2. Description of the Related Art An example of a conventional driving method of an organic thin film EL display is described in Japanese Patent Application Laid-Open No. 09-232074. FIG. 8 shows an example of a conventional configuration in which a matrix including data electrodes and scanning electrodes is passively driven. A blanking period is provided between the display periods, and all the switch circuits 9i and 7 are switched by a blanking pulse generated during the blanking period.
j switches to the GND side. As a result, residual charges accumulated in all data lines are discharged.

For example, when attention is paid to a certain pixel P (i, j), when the scanning electrode Yj to which the pixel P (i, j) belongs is selected, that is, in the display period Tj, the pixel P (i, j) is displayed. j) is off, all the pixels P (i, j) other than the pixel P (i, j) belonging to the data electrode Xi
(I, 1) to P (i, j-1) and P (i, j + 1)
並列 P (i, n) are reverse-bias charged. If the state is shifted to the next display period T (j + 1) in this state and the pixel P (i, j + 1) is turned on, the current from the current source circuit 8i connected to the data electrode Xi first It is used to cancel the parallel capacitance that has been reverse-biased. For this reason, a significant delay occurs before the pixel P (i, j + 1) actually starts emitting light, and a large-capacity display cannot be performed. Therefore, the display period Tj and the display period T (j + 1)
, A blanking period tj is provided, and during this period, the data electrode Xi is set to the GND potential, thereby canceling the charge of the parallel capacitance of the pixel P (i, j) that has been reverse-biased. is there.

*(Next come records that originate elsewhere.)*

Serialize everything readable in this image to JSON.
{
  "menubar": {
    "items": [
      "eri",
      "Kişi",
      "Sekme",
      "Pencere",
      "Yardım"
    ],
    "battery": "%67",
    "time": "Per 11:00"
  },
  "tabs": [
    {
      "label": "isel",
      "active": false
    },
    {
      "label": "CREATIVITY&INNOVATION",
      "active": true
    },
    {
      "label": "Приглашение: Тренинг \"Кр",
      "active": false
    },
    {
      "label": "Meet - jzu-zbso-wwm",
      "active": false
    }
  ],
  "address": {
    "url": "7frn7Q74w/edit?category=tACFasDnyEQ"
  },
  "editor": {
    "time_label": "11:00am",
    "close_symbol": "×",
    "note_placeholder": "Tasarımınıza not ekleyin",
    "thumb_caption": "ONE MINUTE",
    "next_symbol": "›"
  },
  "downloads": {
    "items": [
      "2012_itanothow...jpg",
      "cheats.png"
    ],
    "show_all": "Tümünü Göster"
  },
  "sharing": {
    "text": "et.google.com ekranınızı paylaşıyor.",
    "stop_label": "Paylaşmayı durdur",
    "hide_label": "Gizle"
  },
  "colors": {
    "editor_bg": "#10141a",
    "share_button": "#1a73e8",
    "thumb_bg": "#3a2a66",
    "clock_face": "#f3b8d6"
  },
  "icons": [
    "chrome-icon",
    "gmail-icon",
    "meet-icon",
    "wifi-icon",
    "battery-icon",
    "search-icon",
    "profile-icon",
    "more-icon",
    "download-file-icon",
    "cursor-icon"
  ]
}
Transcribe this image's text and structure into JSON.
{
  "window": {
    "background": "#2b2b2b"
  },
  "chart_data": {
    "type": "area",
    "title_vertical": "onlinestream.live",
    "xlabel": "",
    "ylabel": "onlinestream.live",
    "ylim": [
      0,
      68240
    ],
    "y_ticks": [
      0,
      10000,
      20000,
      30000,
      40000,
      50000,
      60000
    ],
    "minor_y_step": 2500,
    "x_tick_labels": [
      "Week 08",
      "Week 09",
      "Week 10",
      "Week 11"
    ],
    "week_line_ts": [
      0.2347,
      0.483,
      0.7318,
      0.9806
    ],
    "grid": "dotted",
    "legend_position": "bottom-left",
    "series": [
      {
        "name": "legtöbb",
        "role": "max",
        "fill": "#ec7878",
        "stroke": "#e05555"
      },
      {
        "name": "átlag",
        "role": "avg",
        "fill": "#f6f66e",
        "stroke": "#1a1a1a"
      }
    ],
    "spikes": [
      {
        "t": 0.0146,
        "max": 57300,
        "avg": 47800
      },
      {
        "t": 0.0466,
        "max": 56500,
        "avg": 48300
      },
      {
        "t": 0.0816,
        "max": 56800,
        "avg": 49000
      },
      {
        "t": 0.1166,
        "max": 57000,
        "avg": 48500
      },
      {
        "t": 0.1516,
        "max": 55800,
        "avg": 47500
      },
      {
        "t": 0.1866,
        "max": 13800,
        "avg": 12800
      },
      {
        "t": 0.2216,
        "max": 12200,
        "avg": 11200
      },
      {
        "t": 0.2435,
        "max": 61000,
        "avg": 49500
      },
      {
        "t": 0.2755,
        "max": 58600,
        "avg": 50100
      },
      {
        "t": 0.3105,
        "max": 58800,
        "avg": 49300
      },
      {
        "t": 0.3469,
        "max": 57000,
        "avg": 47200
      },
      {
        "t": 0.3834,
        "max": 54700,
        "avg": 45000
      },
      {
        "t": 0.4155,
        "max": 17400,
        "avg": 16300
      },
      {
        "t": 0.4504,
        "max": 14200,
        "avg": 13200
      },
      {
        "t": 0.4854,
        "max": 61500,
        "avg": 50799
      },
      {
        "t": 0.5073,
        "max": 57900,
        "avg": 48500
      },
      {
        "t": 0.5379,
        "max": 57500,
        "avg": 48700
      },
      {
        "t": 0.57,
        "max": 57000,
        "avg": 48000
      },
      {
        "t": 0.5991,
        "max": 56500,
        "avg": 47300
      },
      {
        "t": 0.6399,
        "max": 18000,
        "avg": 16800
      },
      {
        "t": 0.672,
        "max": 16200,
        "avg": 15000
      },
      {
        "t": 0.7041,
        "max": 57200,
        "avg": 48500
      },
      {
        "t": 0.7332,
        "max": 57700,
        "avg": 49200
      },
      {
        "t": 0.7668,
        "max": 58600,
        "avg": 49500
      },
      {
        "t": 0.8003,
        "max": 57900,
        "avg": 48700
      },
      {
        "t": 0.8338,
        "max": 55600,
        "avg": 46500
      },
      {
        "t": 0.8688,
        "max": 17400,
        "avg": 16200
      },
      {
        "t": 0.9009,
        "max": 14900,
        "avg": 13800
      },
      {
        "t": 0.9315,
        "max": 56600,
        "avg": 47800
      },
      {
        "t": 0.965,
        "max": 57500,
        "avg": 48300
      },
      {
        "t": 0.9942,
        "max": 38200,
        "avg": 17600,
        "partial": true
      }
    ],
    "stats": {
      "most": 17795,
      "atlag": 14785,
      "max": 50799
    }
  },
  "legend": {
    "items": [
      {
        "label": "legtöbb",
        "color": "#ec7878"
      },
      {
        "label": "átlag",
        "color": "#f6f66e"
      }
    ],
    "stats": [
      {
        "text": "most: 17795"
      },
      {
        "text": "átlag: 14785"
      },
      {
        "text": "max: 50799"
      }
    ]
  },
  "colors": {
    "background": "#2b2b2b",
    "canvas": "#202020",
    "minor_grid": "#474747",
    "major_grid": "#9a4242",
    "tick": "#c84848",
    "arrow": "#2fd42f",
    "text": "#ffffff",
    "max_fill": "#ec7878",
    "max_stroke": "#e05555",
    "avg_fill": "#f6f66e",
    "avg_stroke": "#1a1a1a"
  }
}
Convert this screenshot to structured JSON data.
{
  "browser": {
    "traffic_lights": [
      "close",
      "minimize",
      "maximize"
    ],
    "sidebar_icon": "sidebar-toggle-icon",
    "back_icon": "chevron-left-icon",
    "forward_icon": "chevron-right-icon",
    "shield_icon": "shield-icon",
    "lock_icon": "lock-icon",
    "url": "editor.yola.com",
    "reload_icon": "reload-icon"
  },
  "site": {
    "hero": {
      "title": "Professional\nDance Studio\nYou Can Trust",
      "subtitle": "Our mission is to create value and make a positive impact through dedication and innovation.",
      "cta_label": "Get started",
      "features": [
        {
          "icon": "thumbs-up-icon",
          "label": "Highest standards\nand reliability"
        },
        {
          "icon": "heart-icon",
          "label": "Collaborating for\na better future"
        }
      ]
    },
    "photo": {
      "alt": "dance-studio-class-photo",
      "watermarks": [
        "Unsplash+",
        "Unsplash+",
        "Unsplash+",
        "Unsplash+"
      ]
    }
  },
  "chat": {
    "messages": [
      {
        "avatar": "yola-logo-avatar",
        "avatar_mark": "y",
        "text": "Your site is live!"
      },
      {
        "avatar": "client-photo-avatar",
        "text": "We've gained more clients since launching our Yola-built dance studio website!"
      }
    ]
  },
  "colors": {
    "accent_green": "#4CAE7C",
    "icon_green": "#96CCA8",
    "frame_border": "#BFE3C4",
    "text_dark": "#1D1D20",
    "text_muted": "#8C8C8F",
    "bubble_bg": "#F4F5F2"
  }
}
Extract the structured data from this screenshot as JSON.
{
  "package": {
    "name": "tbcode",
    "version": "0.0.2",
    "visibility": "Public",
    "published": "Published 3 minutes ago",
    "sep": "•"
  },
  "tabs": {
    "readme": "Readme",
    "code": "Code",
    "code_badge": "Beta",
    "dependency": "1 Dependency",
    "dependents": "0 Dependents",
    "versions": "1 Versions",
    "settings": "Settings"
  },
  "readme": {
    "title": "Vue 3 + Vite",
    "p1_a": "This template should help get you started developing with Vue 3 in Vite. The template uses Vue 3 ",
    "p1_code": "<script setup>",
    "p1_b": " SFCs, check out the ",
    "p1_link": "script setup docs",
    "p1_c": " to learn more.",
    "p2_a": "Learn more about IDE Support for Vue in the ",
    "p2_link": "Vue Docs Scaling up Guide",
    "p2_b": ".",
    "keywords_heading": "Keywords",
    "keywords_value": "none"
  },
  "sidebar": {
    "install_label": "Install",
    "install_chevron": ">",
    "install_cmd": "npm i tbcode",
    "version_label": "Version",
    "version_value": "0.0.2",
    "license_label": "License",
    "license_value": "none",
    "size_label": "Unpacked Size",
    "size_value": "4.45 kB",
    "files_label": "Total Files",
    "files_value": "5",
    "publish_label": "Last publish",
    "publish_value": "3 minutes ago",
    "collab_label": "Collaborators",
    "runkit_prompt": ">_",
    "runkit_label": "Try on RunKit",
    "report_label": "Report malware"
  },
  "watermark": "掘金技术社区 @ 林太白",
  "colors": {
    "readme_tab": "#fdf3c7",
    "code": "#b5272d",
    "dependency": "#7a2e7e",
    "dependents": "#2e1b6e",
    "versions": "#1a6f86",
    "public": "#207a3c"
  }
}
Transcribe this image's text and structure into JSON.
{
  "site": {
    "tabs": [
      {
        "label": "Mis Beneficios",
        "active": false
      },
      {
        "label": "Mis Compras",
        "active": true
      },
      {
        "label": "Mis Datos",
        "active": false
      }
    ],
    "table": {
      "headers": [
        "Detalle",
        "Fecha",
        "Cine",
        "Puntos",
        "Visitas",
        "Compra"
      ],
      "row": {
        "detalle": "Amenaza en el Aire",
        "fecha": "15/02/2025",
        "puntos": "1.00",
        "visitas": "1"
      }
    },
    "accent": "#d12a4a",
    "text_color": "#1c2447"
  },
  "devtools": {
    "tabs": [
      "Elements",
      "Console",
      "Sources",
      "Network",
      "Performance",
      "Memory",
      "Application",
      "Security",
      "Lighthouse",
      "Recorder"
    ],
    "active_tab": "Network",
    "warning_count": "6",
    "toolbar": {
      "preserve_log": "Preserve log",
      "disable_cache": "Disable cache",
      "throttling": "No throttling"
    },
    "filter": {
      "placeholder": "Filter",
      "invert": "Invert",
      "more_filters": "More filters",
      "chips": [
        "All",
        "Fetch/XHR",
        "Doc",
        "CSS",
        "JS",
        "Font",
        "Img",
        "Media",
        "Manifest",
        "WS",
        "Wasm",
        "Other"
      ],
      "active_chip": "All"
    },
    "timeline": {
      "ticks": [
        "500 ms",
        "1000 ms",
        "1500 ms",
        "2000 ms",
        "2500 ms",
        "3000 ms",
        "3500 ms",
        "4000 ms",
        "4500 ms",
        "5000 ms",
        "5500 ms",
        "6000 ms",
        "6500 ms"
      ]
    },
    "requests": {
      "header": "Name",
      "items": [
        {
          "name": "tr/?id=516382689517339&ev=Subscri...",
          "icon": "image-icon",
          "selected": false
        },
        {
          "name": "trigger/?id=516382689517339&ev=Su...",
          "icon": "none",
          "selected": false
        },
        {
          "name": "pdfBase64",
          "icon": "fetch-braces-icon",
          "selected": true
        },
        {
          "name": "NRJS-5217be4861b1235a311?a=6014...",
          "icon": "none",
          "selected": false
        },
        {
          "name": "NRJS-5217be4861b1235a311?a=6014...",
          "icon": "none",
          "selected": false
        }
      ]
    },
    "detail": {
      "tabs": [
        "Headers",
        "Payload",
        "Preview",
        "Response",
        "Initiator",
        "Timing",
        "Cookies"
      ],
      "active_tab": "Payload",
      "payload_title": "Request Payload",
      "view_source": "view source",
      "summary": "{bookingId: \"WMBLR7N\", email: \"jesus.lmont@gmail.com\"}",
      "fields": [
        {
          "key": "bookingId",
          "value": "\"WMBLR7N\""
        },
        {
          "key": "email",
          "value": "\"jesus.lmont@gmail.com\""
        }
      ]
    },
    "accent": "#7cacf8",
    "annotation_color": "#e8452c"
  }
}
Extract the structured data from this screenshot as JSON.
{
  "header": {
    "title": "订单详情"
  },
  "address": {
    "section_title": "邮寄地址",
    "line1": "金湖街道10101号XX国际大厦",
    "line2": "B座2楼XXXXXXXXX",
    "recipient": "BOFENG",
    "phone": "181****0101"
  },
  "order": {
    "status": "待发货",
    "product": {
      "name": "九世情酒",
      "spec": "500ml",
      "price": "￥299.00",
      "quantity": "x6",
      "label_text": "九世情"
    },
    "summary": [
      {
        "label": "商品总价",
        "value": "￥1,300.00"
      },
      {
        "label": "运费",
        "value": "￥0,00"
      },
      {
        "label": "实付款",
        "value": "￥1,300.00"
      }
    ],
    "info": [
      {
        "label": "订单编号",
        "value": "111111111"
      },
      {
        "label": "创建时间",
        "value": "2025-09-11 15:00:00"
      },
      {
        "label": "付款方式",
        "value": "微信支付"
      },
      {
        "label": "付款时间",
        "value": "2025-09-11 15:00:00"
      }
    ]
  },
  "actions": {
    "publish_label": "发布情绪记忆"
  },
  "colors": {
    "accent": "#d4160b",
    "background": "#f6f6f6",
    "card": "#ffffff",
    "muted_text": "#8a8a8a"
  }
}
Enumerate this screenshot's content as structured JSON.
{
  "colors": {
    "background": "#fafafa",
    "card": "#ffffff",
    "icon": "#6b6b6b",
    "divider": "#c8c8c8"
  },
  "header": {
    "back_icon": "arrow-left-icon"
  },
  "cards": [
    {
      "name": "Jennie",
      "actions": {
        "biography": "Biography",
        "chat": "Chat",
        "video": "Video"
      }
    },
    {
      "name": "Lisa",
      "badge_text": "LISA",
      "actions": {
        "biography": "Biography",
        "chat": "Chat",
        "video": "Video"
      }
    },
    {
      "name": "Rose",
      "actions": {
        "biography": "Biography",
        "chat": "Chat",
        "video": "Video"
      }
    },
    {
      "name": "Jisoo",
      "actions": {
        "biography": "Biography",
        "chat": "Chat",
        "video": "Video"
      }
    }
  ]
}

However, during the display period Tj, the pixel P
If (i, j) is in the lighting state, the data electrode X
All pixels P (i, j) other than pixel P (i, j) belonging to i
1) to P (i, j-1) and P (i, j + 1) to P
(I, n) is almost zero bias and the pixel P (i, n)
Since the parallel capacitance of j) is forward-bias-charged, setting the data electrode Xi to the GND potential during the blanking period tj is not only meaningless, but also makes the pixel P
There is a drawback that the forward-biased charge in the parallel capacitance (i, j) is wasted.

[0005]

SUMMARY OF THE INVENTION It is an object of the present invention to improve the above-mentioned drawbacks of the prior art, and in particular to a structure in which charges accumulated in a display element are assisted in light emission of the display element in the next display period. Accordingly, it is an object of the present invention to provide a novel driving device of an organic thin-film EL display device with reduced power consumption and a driving method thereof.

[0006]

SUMMARY OF THE INVENTION The present invention basically employs the following technical configuration to achieve the above object.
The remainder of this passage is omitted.